Encontré, en el suplemento semanal de un periódico, un reportaje interesante sobre los trastornos obsesivos compulsivos, derivados de las manías y las obsesiones. Una de cada tres personas está atrapada por una obsesión. Si el tic se vuelve enfermizo y llega a afectar a la salud, entonces estamos en el trastorno obsesivo de marras. Cito algunos ejemplos, casi al pie de la letra: comprobar una y otra vez si hemos apagado el gas, registrar el contenido de cada maleta antes de emprender un viaje largo, sumar los números de las matrículas de los coches (esta la padecí en la infancia, y puedo asegurar que es una tortura; ignoro cómo me curé). Hay más, y el lector los entenderá mejor con ejemplos cinematográficos.
En “Mejor… imposible”, su protagonista se lavaba cuarenta veces al día las manos, evitaba pisar las líneas del embaldosado de las aceras y de los dibujos del suelo, lo cual convertía sus caminatas en ejercicios dignos de un bailarín ebrio, pero también usaba cubiertos de plástico para no comer en los restaurantes con los tenedores y cucharas que otros habían tocado e introducido en sus bocas; la película, que abarcaba más comportamientos obsesivos, es un catálogo muy aproximado de casi todos los tipos de trastorno. En “El aviador”, el personaje principal utilizaba pañuelos para tocar los objetos y, sobre todo, los pomos de las puertas, evitando siempre darle la mano a alguien o beber en los recipientes de los que otros habían bebido, por temor a contagiarse de enfermedades. Basten estos dos ejemplos para ilustrar por dónde van los tiros. Las manías no presentan ningún problema salvo que atenten contra nuestra salud. Entonces requerirían de cura. Lo mejor, leído ese reportaje, es hacer un poco de auto-análisis. No hay mejor manera para saber conocerse e incluso para reírse de uno mismo. Así que haré un repaso por costumbres de maniático. Según el reportaje, los casos más frecuentes de “pensamientos recurrentes y actos repetitivos” son: mental, simétrico, higiénico, indeciso, sexual, coleccionista, etcétera.

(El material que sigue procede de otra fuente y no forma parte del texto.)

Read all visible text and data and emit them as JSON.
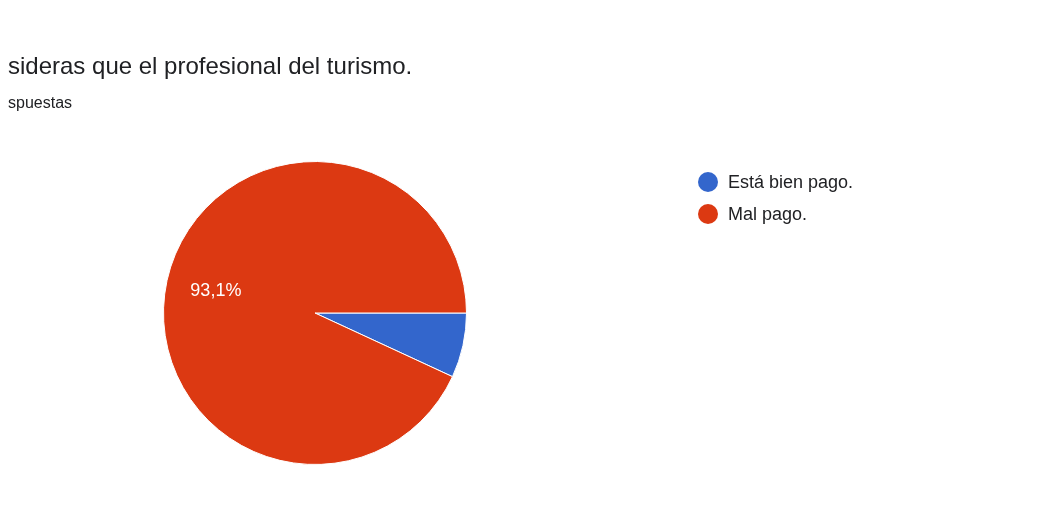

Debo decir que mis manías, por ahora, jamás han afectado a mi salud. Quizá en el trato con las personas más allegadas a mi entorno, que en ocasiones me miran como a un marciano. De niño, ya digo, padecí la tortura de sumar las cifras de las matrículas. Otro de mis actos repetitivos es el relativo a la higiene. La de las manos, principalmente. En torno a la hora de comer puedo lavarme las manos con jabón unas tres o cuatro veces: unos segundos antes de sentarme a la mesa, después de terminar el primer plato, al acabar el postre y tras recoger la mesa. En los restaurantes suelo sufrir mucho, ya que es de mala educación levantarse tanto, y no estoy satisfecho hasta que por fin escapo a los lavabos y me doy agua y jabón. Pero la simétrica es aún peor. Sólo atañe a algunos objetos personales: los libros, las pantuflas, las películas, el entramado del ordenador. Cuando un obrero repara algo en casa, y pasa cerca de los libros, me desespero en silencio. En cuanto se ha ido, registro los ejemplares que rozó al pasar, y, si ha movido alguno un centímetro, lo devuelvo a su sitio. Casi a diario compruebo que los altavoces que flanquean al monitor estén colocados de forma simétrica respecto a la pantalla. Si alguien mueve el teclado, la alfombrilla del ratón o mis pantuflas puestas una al lado de otra, no descanso hasta retornarlas a su posición original. Una vez un amigo me movió la pantalla del ordenador y con rapidez la volví a colocar como estaba. “Qué maniático eres”, dijo. Nada malo, ya ven, pero puede ir a peor. Los maniáticos somos legión. Y ahora le invito a que se analice a sí mismo.